Schmidt asked Baker to leave a message for Frank about the technical issue. He also advised her to hang a door sign that explained her role, even though other offices didn’t have such signs.

Baker was put in that very difficult position of having to explain what she does and her qualifications because of her race and gender. This narrative is one that many Black folks, unfortunately, have in common. In the face of prejudice, employees of color have watched their opportunities for advancement taken from them.

“Throughout my career at Google, there was the standard thing: ‘I know you want to work on this thing, but we’re going to let a white dude work on it. Sorry, we’re going to let a white dude go ahead of you,’ ” Baker explained. “That was really frustrating.”
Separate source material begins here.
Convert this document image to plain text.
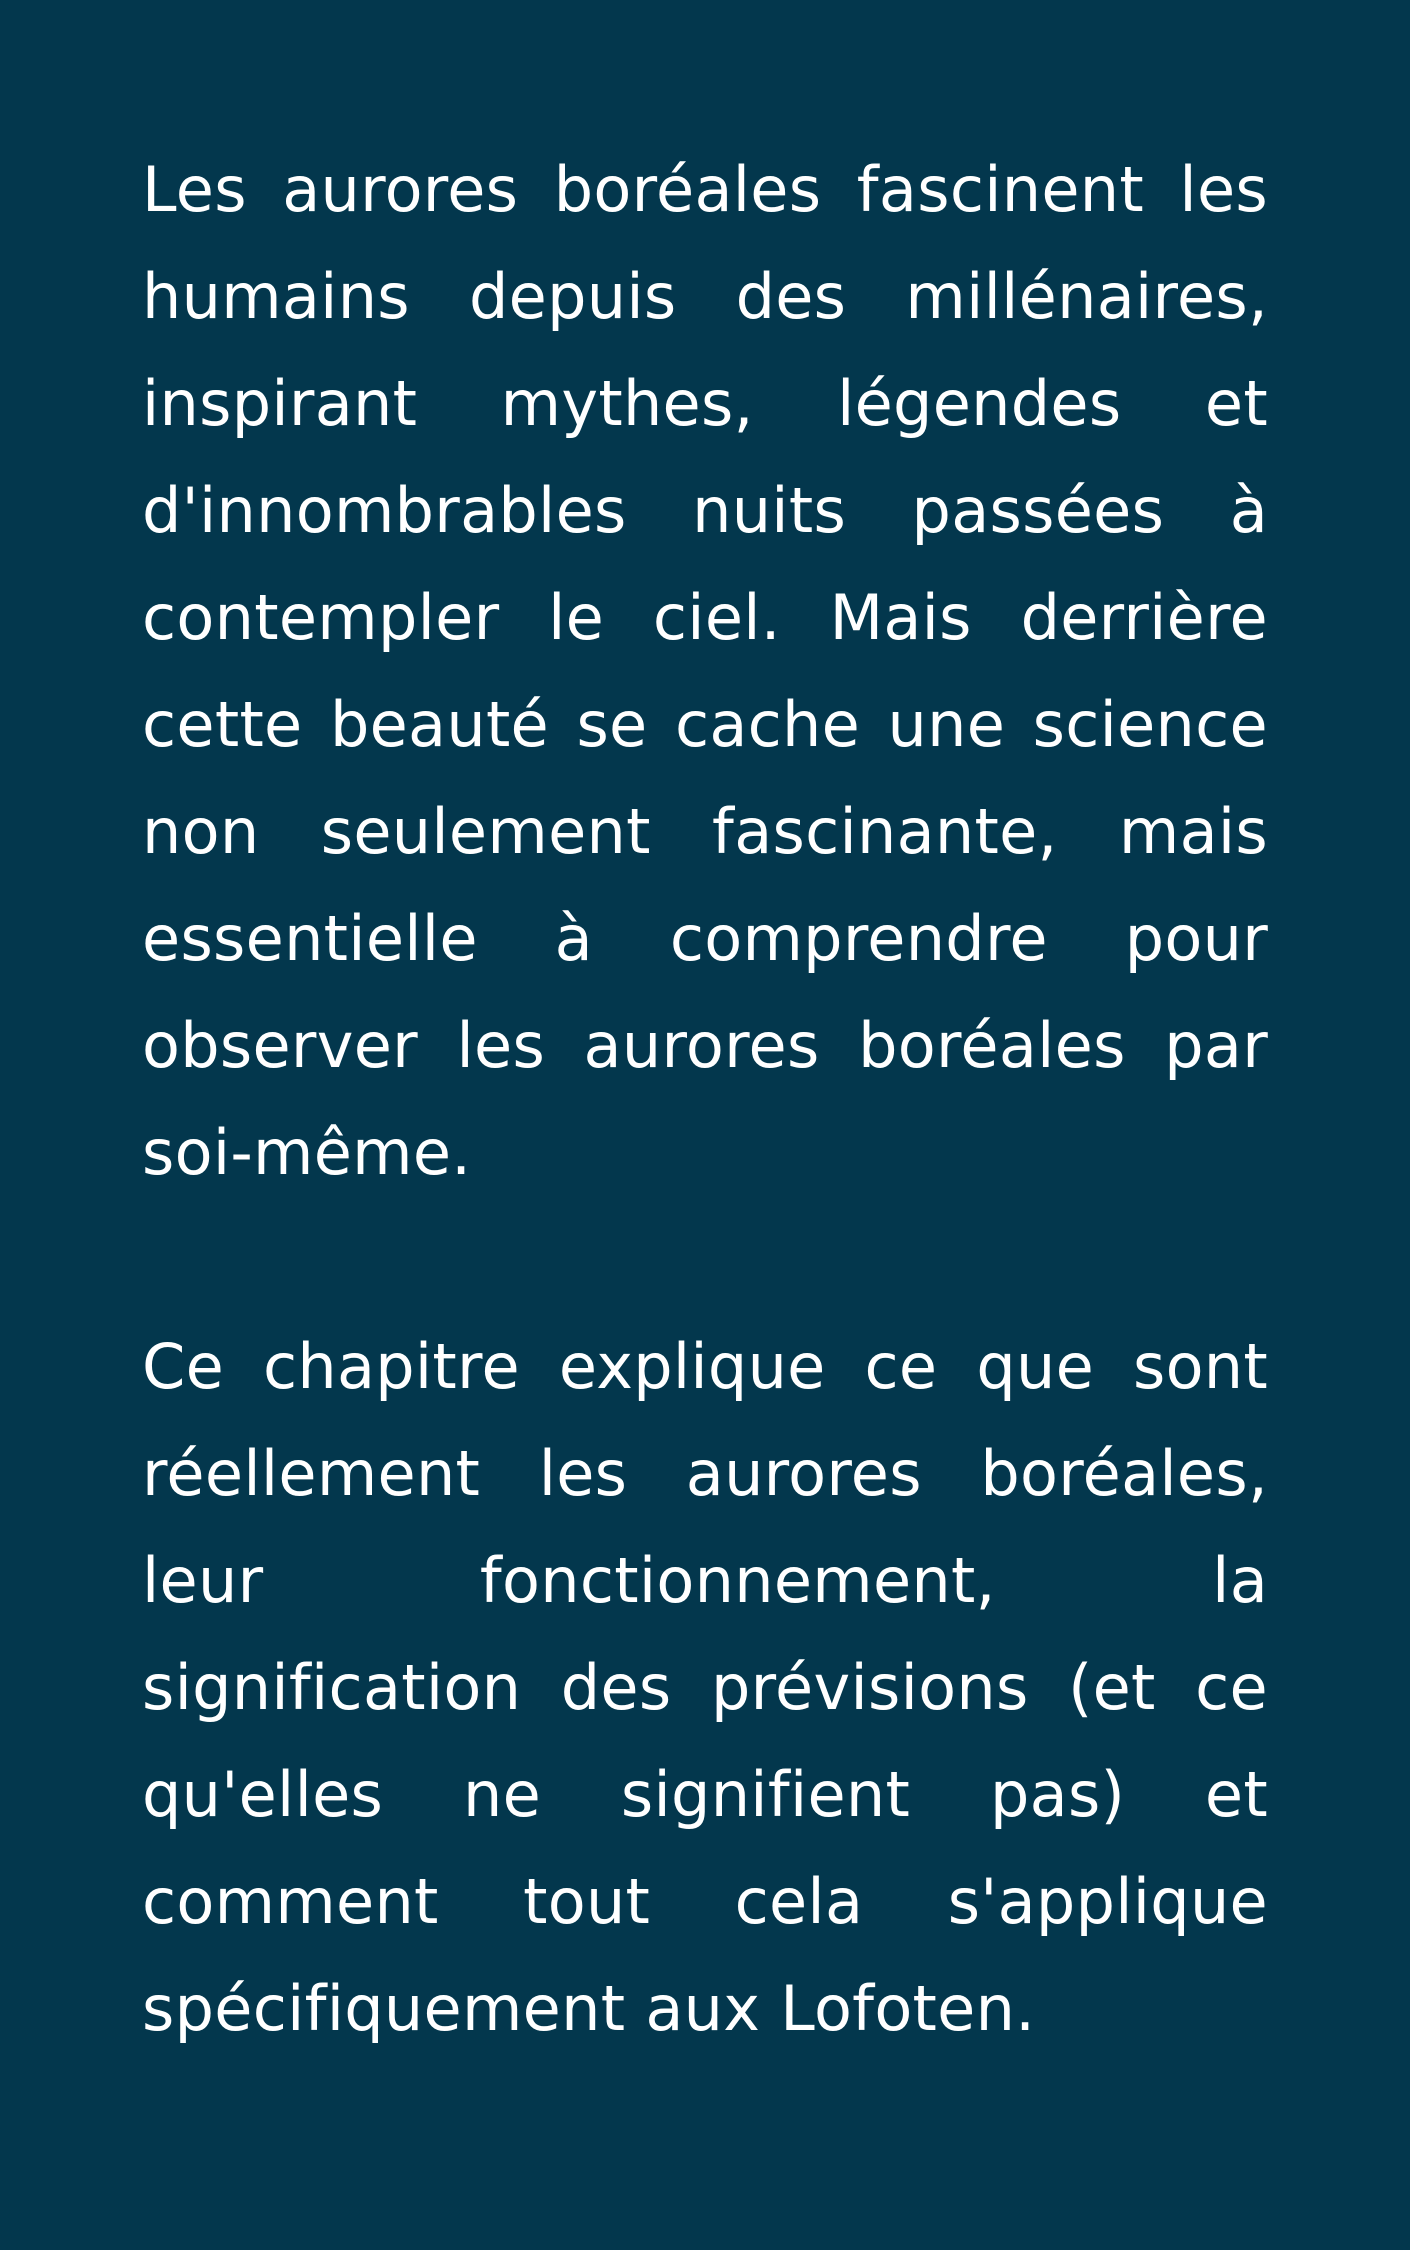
Les aurores boréales fascinent les humains depuis des millénaires, inspirant mythes, légendes et d'innombrables nuits passées à contempler le ciel. Mais derrière cette beauté se cache une science non seulement fascinante, mais essentielle à comprendre pour observer les aurores boréales par soi-même.

Ce chapitre explique ce que sont réellement les aurores boréales, leur fonctionnement, la signification des prévisions (et ce qu'elles ne signifient pas) et comment tout cela s'applique spécifiquement aux Lofoten.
Mounting public pressure and discrimination complaints prompted Google to release diversity data in 2014, to the disappointment of many people of color, according to The New Yorker. Women accounted for just 17 percent of the company’s employees in technical roles, with Hispanics having made up two percent and Blacks a measly one percent. Percentages had improved only slightly to 20, three and one percent, respectively, in the company’s third diversity report released in June.

Three women also filed a lawsuit against the company over a gender pay gap in September, Slate reported.